Theologians evaluated the contents of the dossier and issued their approval for the cause on 18 March 2014 while the cardinal and bishop members of the C.C.S. likewise assented to the cause's continuation in their meeting on 4 November 2014. The cause culminated on 7 November 2014 after Pope Francis confirmed that Valdés lived a model life of heroic virtue and named him as Venerable.

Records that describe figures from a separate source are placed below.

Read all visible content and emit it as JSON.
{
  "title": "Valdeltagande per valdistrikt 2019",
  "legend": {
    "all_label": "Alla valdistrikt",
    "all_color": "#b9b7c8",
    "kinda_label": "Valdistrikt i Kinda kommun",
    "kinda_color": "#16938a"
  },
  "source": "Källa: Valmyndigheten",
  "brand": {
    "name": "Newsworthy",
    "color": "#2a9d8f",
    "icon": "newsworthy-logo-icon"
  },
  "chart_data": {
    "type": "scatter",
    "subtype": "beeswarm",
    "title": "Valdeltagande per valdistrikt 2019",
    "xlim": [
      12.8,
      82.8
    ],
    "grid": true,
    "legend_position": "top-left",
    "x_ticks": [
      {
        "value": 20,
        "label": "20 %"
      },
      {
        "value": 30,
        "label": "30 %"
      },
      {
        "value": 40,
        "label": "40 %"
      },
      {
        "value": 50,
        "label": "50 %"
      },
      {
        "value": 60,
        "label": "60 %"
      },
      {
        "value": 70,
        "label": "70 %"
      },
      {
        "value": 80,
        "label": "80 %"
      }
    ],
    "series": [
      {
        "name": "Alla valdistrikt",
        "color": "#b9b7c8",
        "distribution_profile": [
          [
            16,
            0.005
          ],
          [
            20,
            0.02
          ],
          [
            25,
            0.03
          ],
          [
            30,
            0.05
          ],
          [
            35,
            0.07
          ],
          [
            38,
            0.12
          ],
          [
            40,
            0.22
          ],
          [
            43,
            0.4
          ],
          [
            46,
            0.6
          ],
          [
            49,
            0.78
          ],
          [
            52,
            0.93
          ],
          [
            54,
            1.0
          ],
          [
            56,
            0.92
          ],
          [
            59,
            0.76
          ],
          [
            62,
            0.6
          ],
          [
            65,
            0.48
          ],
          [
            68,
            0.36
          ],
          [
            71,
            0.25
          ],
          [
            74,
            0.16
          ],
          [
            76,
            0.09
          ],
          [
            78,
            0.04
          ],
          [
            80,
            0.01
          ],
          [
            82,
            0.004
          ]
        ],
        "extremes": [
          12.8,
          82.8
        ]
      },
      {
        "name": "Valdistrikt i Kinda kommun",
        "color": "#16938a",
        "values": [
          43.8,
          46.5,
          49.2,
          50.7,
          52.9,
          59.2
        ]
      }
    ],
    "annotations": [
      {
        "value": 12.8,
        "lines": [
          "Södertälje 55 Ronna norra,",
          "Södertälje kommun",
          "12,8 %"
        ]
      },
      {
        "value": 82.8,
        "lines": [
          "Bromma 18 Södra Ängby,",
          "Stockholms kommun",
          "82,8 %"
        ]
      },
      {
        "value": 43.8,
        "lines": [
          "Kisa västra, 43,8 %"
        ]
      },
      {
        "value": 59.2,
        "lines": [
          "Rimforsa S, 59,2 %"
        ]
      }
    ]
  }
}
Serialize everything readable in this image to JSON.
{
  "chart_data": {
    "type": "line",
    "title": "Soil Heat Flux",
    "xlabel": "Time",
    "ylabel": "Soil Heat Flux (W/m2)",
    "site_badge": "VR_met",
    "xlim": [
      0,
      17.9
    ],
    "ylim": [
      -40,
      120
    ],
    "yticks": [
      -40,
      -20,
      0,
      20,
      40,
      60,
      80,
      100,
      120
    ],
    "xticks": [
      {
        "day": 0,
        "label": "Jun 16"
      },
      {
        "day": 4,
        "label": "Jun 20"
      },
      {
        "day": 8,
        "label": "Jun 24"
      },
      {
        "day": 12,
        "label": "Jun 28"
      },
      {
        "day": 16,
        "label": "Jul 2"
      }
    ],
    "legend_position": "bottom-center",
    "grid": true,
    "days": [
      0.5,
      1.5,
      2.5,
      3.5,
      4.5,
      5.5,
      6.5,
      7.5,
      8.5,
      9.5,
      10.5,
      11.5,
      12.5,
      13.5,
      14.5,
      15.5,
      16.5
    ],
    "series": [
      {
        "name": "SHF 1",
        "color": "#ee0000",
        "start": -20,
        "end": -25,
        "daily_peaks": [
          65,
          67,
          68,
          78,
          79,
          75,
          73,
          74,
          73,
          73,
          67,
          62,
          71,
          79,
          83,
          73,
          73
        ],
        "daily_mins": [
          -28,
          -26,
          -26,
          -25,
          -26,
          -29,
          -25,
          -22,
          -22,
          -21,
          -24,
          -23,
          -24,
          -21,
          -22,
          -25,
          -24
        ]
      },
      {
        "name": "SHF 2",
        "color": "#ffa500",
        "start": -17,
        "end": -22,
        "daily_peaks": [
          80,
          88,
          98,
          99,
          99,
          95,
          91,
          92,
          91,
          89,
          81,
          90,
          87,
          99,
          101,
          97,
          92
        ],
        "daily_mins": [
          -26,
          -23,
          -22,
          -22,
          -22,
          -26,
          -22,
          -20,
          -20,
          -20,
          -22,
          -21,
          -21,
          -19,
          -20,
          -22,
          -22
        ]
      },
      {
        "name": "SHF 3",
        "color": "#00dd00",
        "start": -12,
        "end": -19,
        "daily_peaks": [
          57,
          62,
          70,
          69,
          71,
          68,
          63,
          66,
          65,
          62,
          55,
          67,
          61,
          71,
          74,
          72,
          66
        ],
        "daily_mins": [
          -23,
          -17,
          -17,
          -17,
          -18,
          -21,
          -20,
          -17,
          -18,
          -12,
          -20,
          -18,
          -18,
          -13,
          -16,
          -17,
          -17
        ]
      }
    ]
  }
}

The current postulator for this cause is the Franciscan priest Carlo Calloni.

===Failed miracle===
His beatification depended on a miracle being approved and one such case had been investigated in the diocese of its origin; the C.C.S. later validated this in Rome on 16 November 2007 but could not investigate it further until Valdés had been proclaimed Venerable as was the requirement. The medical experts advising the C.C.S. met on 21 May 2015 to determine if the healing was a miracle but found it was not a miracle due to a scientific explanation being evident for such a healing.